Die Frage wird auch künftig viel diskutiert werden, meint Burkhard Schäfers und stellt einen ganz aktuellen Bezug zu den Fernsehbildern aus Beiträgen über die Corona-Pandemie: „Zeigen wir im Fernsehen Bilder von Menschen, die auf der Intensivstation liegen oder gerade gestorben sind? Das ist ein Grenzfall. Manche Journalisten würden sagen, sie müssen zeigen, wie die Wirklichkeit ist, andere sagen, es reicht die Information, dafür brauche ich das Bild nicht.“

Empfindsame Schüler

Die Diskussion findet in den Seminaren immer wieder statt, auch wenn es nicht immer geplant ist. Wenn auch bei weitem nicht so intensiv wie an dem Seminartag „Medienethik“. Denn immer wieder stoßen die jungen Frauen und Männer an die Grenzen der eigenen Moralvorstellungen: Wie geht man mit einem Protagonisten für eine Reportage um, den man liebgewonnen, der aber ein Verbrechen begangen hat? Oder die Frage, wie man mit schlecht gekennzeichneter Werbung im eigenen Blatt umgeht. Burkhard Schäfers' Schüler seien in dieser Hinsicht empfindsam, sagt er. Bei der Auswahl der Bewerber wird auch auf einen moralischen Kompass wert gelegt.

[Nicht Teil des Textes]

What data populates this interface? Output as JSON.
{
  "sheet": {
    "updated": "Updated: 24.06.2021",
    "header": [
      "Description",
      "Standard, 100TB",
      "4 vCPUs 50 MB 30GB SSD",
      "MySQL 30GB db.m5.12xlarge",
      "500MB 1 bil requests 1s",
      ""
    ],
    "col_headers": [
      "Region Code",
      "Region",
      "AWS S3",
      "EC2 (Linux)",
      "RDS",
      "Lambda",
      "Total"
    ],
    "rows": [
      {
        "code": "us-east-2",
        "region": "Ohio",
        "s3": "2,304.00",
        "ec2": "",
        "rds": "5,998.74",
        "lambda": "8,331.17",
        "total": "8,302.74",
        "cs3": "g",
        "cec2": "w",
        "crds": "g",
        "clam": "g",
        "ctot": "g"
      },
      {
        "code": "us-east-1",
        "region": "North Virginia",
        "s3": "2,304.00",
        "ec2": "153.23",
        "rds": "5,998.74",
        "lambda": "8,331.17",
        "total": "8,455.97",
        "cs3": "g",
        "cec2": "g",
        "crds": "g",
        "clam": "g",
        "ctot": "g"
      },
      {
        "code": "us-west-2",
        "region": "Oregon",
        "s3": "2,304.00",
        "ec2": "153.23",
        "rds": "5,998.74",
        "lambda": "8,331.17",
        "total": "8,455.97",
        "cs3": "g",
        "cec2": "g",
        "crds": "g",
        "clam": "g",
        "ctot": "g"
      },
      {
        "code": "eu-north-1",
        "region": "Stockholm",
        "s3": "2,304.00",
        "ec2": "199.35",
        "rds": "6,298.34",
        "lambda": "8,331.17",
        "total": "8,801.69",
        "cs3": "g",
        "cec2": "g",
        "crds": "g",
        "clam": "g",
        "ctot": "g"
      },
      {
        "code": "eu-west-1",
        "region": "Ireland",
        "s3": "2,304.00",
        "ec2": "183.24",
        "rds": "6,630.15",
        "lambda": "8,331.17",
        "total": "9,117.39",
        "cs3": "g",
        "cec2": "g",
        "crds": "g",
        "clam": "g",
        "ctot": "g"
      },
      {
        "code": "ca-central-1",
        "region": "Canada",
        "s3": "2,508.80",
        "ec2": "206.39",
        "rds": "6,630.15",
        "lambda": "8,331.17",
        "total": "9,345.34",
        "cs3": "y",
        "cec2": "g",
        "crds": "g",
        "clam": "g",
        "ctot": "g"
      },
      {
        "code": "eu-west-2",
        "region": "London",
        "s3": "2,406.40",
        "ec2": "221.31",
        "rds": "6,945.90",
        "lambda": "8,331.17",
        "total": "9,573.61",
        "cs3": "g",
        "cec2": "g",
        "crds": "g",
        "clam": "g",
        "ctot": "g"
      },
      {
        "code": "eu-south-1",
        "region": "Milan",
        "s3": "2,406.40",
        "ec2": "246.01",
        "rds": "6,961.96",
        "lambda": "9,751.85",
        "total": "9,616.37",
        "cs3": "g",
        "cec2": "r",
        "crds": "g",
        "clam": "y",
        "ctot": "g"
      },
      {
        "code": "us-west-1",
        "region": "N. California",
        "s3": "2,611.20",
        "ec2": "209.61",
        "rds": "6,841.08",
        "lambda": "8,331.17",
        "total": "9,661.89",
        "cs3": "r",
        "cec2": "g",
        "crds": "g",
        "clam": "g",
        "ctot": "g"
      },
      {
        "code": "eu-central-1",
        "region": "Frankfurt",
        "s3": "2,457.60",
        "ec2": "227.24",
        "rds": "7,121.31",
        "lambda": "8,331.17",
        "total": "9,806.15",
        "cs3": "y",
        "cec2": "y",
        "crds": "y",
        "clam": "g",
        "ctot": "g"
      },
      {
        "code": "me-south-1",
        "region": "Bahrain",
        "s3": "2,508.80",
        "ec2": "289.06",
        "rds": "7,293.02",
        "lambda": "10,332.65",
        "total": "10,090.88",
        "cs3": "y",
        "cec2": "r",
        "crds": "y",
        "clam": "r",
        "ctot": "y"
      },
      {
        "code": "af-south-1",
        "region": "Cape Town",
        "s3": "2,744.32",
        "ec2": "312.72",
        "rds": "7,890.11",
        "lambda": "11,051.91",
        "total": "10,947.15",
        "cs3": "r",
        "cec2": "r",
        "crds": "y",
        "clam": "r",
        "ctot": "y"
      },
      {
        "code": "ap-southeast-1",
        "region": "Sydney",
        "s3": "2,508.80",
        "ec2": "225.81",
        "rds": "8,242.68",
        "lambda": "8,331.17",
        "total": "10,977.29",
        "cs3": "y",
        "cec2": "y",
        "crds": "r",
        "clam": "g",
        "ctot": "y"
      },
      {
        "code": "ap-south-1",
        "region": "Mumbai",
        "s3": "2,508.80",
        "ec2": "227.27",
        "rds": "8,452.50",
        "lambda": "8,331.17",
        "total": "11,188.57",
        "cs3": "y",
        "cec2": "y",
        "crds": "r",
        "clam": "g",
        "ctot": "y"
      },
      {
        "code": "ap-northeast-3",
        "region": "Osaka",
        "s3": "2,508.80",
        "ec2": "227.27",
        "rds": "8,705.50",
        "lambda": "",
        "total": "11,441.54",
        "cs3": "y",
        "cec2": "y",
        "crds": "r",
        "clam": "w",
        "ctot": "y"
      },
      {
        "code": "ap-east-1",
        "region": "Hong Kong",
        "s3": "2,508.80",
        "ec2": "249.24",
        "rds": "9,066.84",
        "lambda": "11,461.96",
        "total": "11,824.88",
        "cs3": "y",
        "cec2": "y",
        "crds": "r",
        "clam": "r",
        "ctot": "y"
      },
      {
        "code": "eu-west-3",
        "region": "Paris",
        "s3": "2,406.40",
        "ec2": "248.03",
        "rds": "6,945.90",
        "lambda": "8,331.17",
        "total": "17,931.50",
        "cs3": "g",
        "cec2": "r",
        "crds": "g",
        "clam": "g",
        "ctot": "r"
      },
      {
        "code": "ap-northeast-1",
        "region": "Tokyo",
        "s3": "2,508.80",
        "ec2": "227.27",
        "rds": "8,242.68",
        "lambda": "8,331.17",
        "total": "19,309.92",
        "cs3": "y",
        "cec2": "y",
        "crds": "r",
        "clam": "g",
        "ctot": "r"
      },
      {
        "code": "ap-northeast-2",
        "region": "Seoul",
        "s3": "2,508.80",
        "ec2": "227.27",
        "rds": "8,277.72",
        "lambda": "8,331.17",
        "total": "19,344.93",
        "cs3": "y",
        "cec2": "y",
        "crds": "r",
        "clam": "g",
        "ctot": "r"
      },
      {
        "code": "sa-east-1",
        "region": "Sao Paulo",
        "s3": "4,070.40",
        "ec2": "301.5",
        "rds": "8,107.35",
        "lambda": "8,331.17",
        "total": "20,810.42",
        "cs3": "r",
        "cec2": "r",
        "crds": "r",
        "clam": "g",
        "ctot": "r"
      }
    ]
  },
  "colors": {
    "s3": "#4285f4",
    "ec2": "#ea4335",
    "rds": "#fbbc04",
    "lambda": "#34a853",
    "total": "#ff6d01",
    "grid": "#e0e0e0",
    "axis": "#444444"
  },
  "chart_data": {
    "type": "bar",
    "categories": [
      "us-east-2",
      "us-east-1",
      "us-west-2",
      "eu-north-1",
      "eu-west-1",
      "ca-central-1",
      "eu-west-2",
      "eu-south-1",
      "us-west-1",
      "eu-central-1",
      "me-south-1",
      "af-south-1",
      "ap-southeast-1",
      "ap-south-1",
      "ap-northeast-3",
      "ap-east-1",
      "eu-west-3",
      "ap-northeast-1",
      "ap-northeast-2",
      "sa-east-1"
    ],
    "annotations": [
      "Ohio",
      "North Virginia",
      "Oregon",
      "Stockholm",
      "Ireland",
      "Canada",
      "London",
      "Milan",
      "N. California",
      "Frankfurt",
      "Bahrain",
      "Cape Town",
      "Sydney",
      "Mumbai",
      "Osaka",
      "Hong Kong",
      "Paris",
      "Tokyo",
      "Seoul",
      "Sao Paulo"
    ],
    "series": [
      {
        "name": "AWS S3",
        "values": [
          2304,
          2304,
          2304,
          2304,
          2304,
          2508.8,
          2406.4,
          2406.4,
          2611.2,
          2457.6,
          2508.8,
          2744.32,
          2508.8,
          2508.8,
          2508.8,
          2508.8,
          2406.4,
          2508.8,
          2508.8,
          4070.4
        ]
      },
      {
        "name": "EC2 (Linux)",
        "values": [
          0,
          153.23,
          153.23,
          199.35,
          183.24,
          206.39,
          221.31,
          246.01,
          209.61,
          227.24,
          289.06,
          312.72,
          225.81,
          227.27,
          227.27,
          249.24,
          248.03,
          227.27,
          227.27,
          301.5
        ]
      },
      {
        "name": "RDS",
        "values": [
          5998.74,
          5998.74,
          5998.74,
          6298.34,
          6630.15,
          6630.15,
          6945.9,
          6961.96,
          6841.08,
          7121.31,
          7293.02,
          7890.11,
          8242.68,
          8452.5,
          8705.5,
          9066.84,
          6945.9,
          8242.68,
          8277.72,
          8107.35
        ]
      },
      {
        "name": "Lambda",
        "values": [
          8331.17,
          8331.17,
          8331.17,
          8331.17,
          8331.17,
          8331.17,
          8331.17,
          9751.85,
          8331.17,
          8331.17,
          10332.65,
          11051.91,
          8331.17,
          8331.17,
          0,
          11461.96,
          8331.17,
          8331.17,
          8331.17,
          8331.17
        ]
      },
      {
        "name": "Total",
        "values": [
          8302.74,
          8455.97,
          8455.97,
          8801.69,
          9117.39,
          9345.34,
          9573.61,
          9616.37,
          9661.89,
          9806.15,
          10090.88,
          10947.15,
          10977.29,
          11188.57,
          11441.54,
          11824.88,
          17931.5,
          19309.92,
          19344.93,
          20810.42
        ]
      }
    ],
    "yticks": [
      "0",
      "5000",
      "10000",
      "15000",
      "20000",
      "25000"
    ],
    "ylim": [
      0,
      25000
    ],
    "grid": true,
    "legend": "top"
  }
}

Schäfers hat übrigens eine wohl überlegte Haltung zu den erwähnten Beispielen: „Ich bin da zurückhaltend, aber gleichzeitig lebt das Medium Fernsehen vom Bild und auch Zeitungen leben davon. Ich bin dafür, dass man da vielleicht Dinge andeutet und nicht ganz explizit zeigt“, erklärt er grundsätzlich. Bei dem Foto des toten Alan Kurdi hat er aber eine andere Idee: Ein anderes Bild vom gleichen Tag, von der gleichen Fotografin und vom gleichen Kind. Aber der Körper des Kindes wird von einem Retter geborgen und damit bekommt das Bild einen neuen Charakter: Es verheimlicht den Tod des Kindes nicht, es leugnet nicht das Sterben im Mittelmeer, aber es betont auch den Aspekt des Helfens.

Institut zur Förderung publizistischen Nachwuchses


Das ifp wurde 1968 im Auftrag der Deutschen Bischofskonferenz gegründet. Seither absolvierten mehr als 2.000 Journalisten hier Aus- und Fortbildungen. Zu den "Institutlern" gehören zahlreiche bekannte und preisgekrönte Journalisten wie Claudia Nothelle, Anne Reidt, Bettina Schausten, Klaus Brinkbäumer, Wolfgang Büchner, Thomas Gottschalk, Heribert Prantl oder Willi Steul.